WALTHAM — Before facing the Lakers on Wednesday, Celtics guard Isaiah Thomas contacted one of Kobe Bryant’s confidants to request a brief meeting with Bryant, who was making his final appearance in Boston. Thomas hoped to simply say hello and perhaps have him sign a jersey.
“But he came and sat down and talked, just me and him, for like 20 minutes,” Thomas said Friday. “It was probably the best talk I’ve ever had.”
Thomas always has admired Bryant’s competitiveness and focus. He asked Bryant how he avoided distractions so effectively during his dominant career.
“He told me this story about how a lion seeks food, whatever he’s gonna kill and eat,” Thomas said. “And you know how many bugs are on the lion’s eyes and gnats on his body? He’s so locked in on that zebra that he doesn’t get distracted by anything else. He said if you get distracted by little things, then you’re not as locked in as you think you are. He said for me to be a lion, and that’s gonna stick with me the rest of my life.”
Thomas said Bryant made it clear that he admires his game, too, and that he would always be happy to offer advice, basketball-related or not.
“He even said, ‘If you need to know how to guard somebody, I know how to defend everyone, so just let me know,’ ” Thomas said.
“I was just like, ‘Don’t offer too much, because I’ll be reaching out to you all the time.’
“But it was an amazing time for me, just because that’s somebody I grew up on. I told him I’ve been watching him since I was 7. It was an amazing moment.”
As the Bruins and Canadiens faced off in the Winter Classic on Friday, Celtics coach Brad Stevens said there were once at least cursory discussions about his team playing an outdoor basketball game someday.
“I’ve heard it being bounced around here, that we would do an outdoor game in early October or something to that nature,” Stevens said. “And that’d be fun if it was done right and you could ensure that the playing surface was as good as the playing surfaces we play on every day.”
Four college basketball games were played on aircraft carriers from 2011-12, but a combination of bad weather and on-court condensation from the bodies of water resulted in logistical problems and injury concerns, so the novelty quickly wore off.
Although the Celtics’ outdoor future remains unclear, Stevens made it very clear he will not be appearing in public on ice skates any time soon, as Patriots coach Bill Belichick did prior to the Winter Classic.
“Belichick deserves all the accolades he gets if he can get out on skates and do that,” Stevens said, smiling. “Because there’s no way. I would fall down anyways, but right when I knew I was being watched, I would be on the ground.”

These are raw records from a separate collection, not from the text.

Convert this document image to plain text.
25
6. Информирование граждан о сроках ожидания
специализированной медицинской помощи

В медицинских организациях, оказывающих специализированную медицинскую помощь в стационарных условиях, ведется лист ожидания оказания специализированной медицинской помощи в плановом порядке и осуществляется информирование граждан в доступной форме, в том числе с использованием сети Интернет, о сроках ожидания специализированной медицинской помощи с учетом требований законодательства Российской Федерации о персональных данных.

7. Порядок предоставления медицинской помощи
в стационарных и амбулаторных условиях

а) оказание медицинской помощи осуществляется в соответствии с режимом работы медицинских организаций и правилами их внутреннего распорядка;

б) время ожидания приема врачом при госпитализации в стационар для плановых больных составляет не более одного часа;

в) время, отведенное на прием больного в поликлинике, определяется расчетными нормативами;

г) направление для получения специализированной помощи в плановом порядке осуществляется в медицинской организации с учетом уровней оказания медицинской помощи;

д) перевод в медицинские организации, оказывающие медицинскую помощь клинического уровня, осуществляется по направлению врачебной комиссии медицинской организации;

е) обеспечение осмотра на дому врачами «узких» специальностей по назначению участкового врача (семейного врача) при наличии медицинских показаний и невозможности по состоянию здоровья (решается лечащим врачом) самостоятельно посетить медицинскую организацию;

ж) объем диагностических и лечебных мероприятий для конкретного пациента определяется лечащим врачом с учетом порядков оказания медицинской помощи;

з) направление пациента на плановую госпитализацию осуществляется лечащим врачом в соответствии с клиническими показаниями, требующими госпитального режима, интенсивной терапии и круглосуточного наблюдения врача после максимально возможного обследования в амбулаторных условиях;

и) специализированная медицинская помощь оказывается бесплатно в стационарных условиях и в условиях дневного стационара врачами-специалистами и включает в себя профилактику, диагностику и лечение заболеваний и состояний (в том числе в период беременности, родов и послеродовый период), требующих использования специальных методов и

The Celtics recalled rookies R.J. Hunter and Terry Rozier after their one-game stays with the Maine Red Claws of the NBADL. Hunter, in his first D-League appearance of the season, had 28 points and 7 assists in a 119-112 win over the Texas Legends on Thursday. Rozier added 15 points and 13 assists to the winning cause
“I think those guys that haven’t played a lot, they lose wind pretty quickly and then they can catch it back in the second half,” Stevens said. “And it’s just good to get in a day like that.”
Rookie Jordan Mickey also had a noteworthy line Thursday, registering a triple-double with 13 points, 13 rebounds, and 10 blocks.
Stevens said some of the team’s young players probably would have spent more time with the Red Claws in recent weeks if not for Marcus Smart missing 18 games with a knee injury. Hunter was limited in Friday’s practice because of a sore left shoulder, but he is expected to be fine.
The buzz surrounding Bryant’s final game in Boston partly concealed the fact that it was a bad loss for the Celtics, particularly on their home court. Los Angeles was just 6-27 going into Friday, and the Celtics had been riding a four-game winning streak. Celtics forward Amir Johnson said he thought his team played down to the opponent a bit.
“I feel like we were just relaxed from knowing their record,” Johnson said, “not knowing [that] every team plays hard . . . We just have to take every game serious.”